Tiny and the size of a grain of rice, the oval glands in your neck known as the four parathyroid glands need to work properly to keep things in balance. The condition known as hyperparathyroidism refers to the overactivity of one or more of these four glands, resulting in an excess of calcium in the bloodstream.
The parathyroid glands produce an important hormone that maintains the balance of calcium in the bloodstream. This hormone is called parathyroid hormone. The overproduction of calcium due to the improper function of the parathyroid gland or glands can result in a number of various health problems.
Hyperparathyroidism may be the result of a condition of the parathyroid glands themselves (primary) or as a result of another disease which strongly affects these glands (secondary).
Surgery is the most common treatment for hyperparathyroidism. However certain medications are also effective in the treatment of this condition.
Hyperparathyroidism is often diagnosed before signs or symptoms of the disorder are apparent. When symptoms do occur, they are the result of damage or dysfunction in other organs or tissues due to high calcium levels circulating in the blood or too little calcium in bones.
Symptoms may be so mild and nonspecific that they don't seem at all related to parathyroid function, or they may be severe. The range of signs and symptoms include:
-Fragile bones that easily fracture (osteoporosis)

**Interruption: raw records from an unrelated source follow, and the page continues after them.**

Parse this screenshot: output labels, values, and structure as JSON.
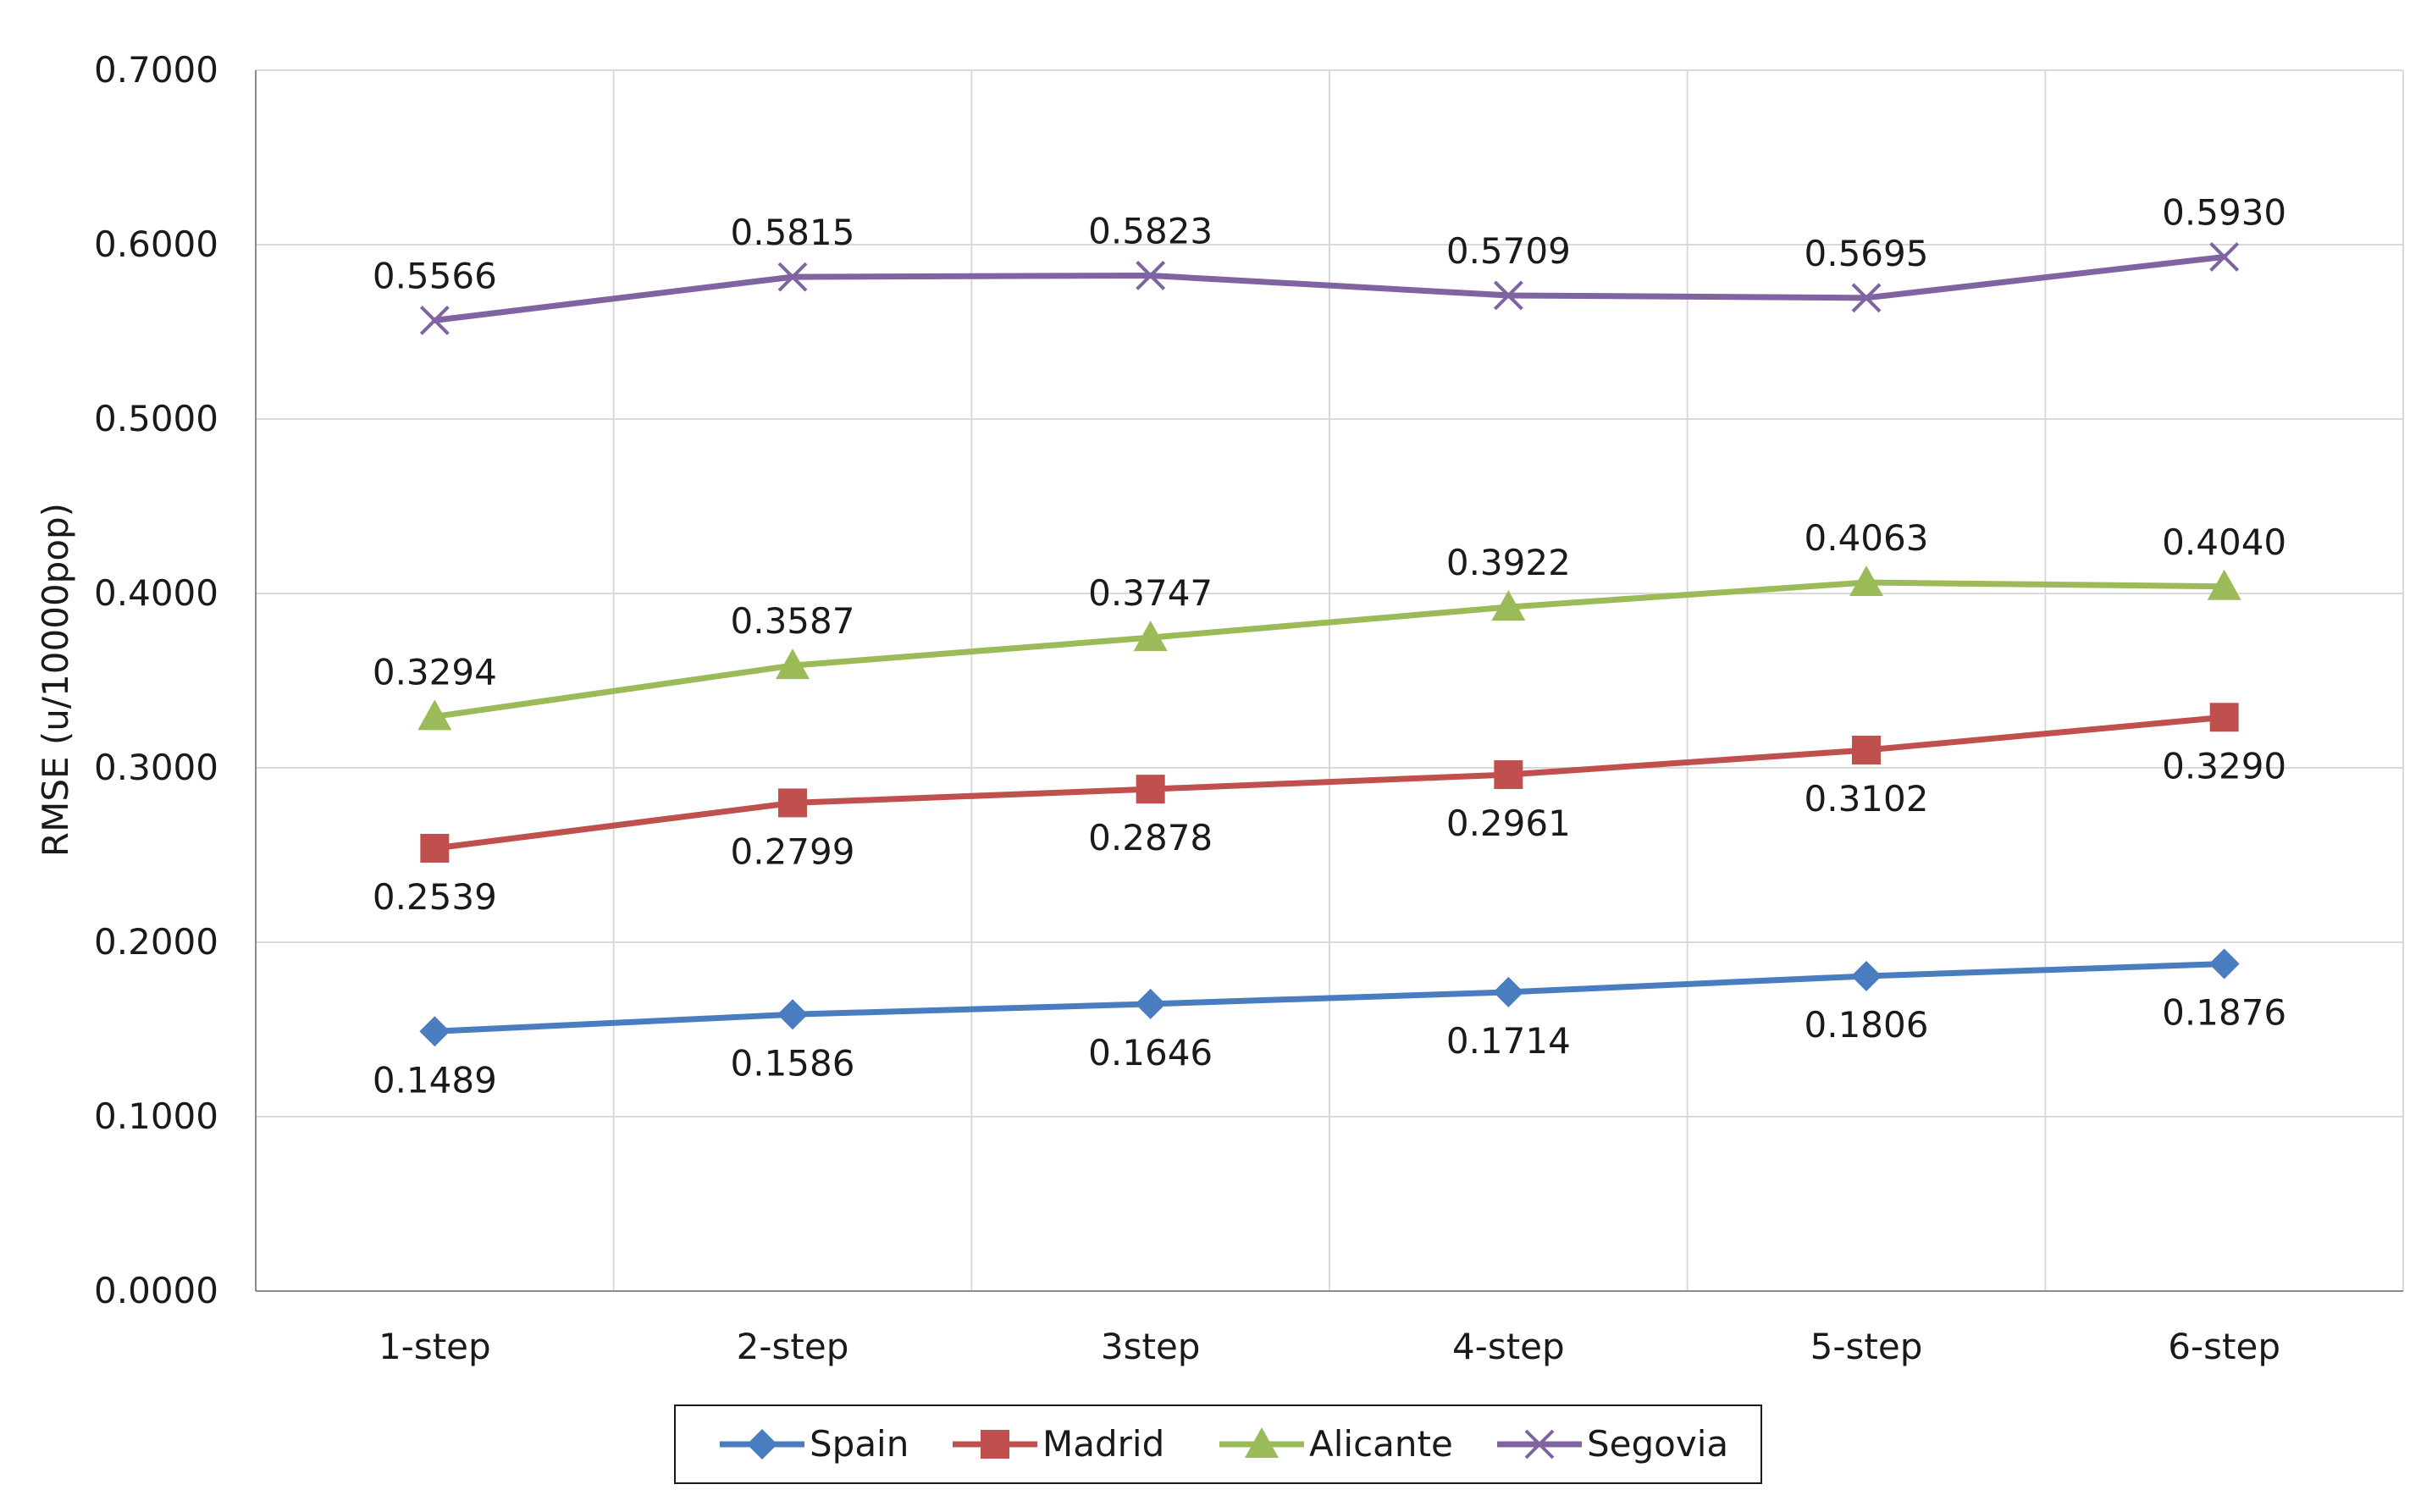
{
  "chart_data": {
    "type": "line",
    "title": "",
    "xlabel": "",
    "ylabel": "RMSE (u/10000pop)",
    "ylim": [
      0,
      0.7
    ],
    "ytick_values": [
      0,
      0.1,
      0.2,
      0.3,
      0.4,
      0.5,
      0.6,
      0.7
    ],
    "ytick_labels": [
      "0.0000",
      "0.1000",
      "0.2000",
      "0.3000",
      "0.4000",
      "0.5000",
      "0.6000",
      "0.7000"
    ],
    "categories": [
      "1-step",
      "2-step",
      "3step",
      "4-step",
      "5-step",
      "6-step"
    ],
    "grid": true,
    "legend_position": "bottom",
    "series": [
      {
        "name": "Spain",
        "color": "#4a7dbf",
        "marker": "diamond",
        "label_position": "below",
        "values": [
          0.1489,
          0.1586,
          0.1646,
          0.1714,
          0.1806,
          0.1876
        ],
        "labels": [
          "0.1489",
          "0.1586",
          "0.1646",
          "0.1714",
          "0.1806",
          "0.1876"
        ]
      },
      {
        "name": "Madrid",
        "color": "#c0504d",
        "marker": "square",
        "label_position": "below",
        "values": [
          0.2539,
          0.2799,
          0.2878,
          0.2961,
          0.3102,
          0.329
        ],
        "labels": [
          "0.2539",
          "0.2799",
          "0.2878",
          "0.2961",
          "0.3102",
          "0.3290"
        ]
      },
      {
        "name": "Alicante",
        "color": "#9bbb59",
        "marker": "triangle",
        "label_position": "above",
        "values": [
          0.3294,
          0.3587,
          0.3747,
          0.3922,
          0.4063,
          0.404
        ],
        "labels": [
          "0.3294",
          "0.3587",
          "0.3747",
          "0.3922",
          "0.4063",
          "0.4040"
        ]
      },
      {
        "name": "Segovia",
        "color": "#8064a2",
        "marker": "x",
        "label_position": "above",
        "values": [
          0.5566,
          0.5815,
          0.5823,
          0.5709,
          0.5695,
          0.593
        ],
        "labels": [
          "0.5566",
          "0.5815",
          "0.5823",
          "0.5709",
          "0.5695",
          "0.5930"
        ]
      }
    ]
  }
}
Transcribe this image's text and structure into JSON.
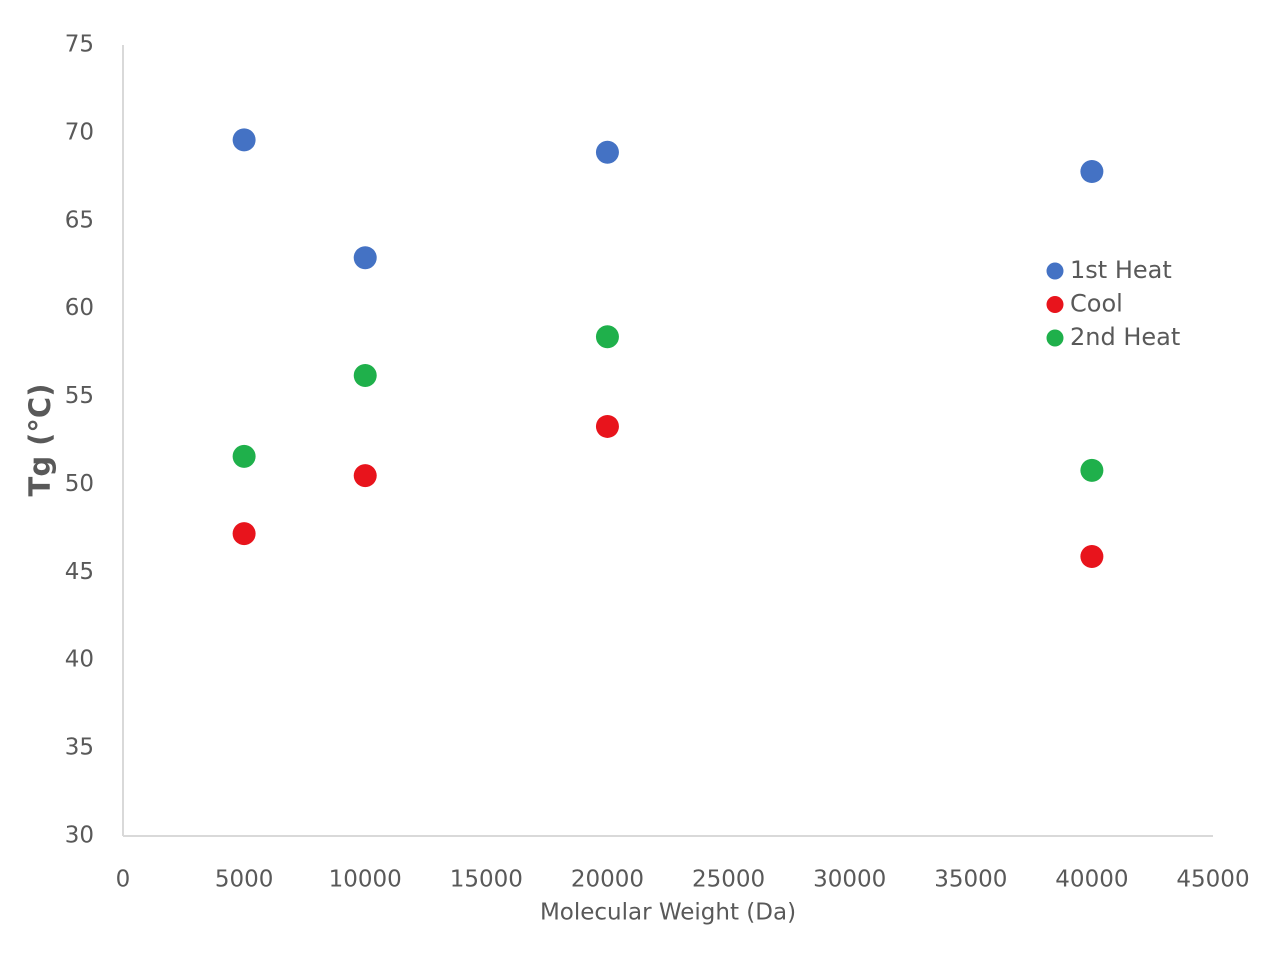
{
  "chart_data": {
    "type": "scatter",
    "x_label": "Molecular Weight (Da)",
    "y_label": "Tg (°C)",
    "x": [
      5000,
      10000,
      20000,
      40000
    ],
    "series": [
      {
        "name": "1st Heat",
        "color": "#4472c4",
        "values": [
          69.6,
          62.9,
          68.9,
          67.8
        ]
      },
      {
        "name": "Cool",
        "color": "#e8141c",
        "values": [
          47.2,
          50.5,
          53.3,
          45.9
        ]
      },
      {
        "name": "2nd Heat",
        "color": "#1fb04b",
        "values": [
          51.6,
          56.2,
          58.4,
          50.8
        ]
      }
    ],
    "xlim": [
      0,
      45000
    ],
    "xticks": [
      0,
      5000,
      10000,
      15000,
      20000,
      25000,
      30000,
      35000,
      40000,
      45000
    ],
    "ylim": [
      30,
      75
    ],
    "yticks": [
      30,
      35,
      40,
      45,
      50,
      55,
      60,
      65,
      70,
      75
    ],
    "grid": false,
    "legend": "right"
  }
}
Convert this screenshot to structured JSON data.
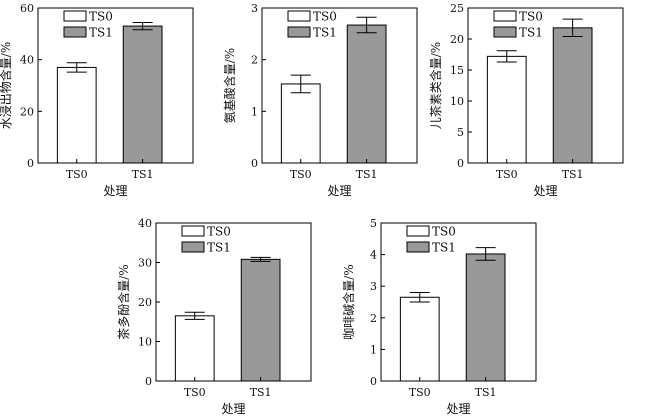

-Tiring easily or weakness
-Depression or forgetfulness
-Bone and joint pain
-Frequent complaints of illness with no apparent cause
-Nausea, vomiting or loss of appetite
Hyperparathyroidism is caused by factors that increase the production of parathyroid hormone. The parathyroid glands maintain proper levels of both calcium and phosphorus in your body by turning the secretion of parathyroid hormone (PTH) off or on, much as a thermostat controls a heating system to maintain a constant air temperature. Vitamin D also is involved in regulating the amount of calcium in your blood.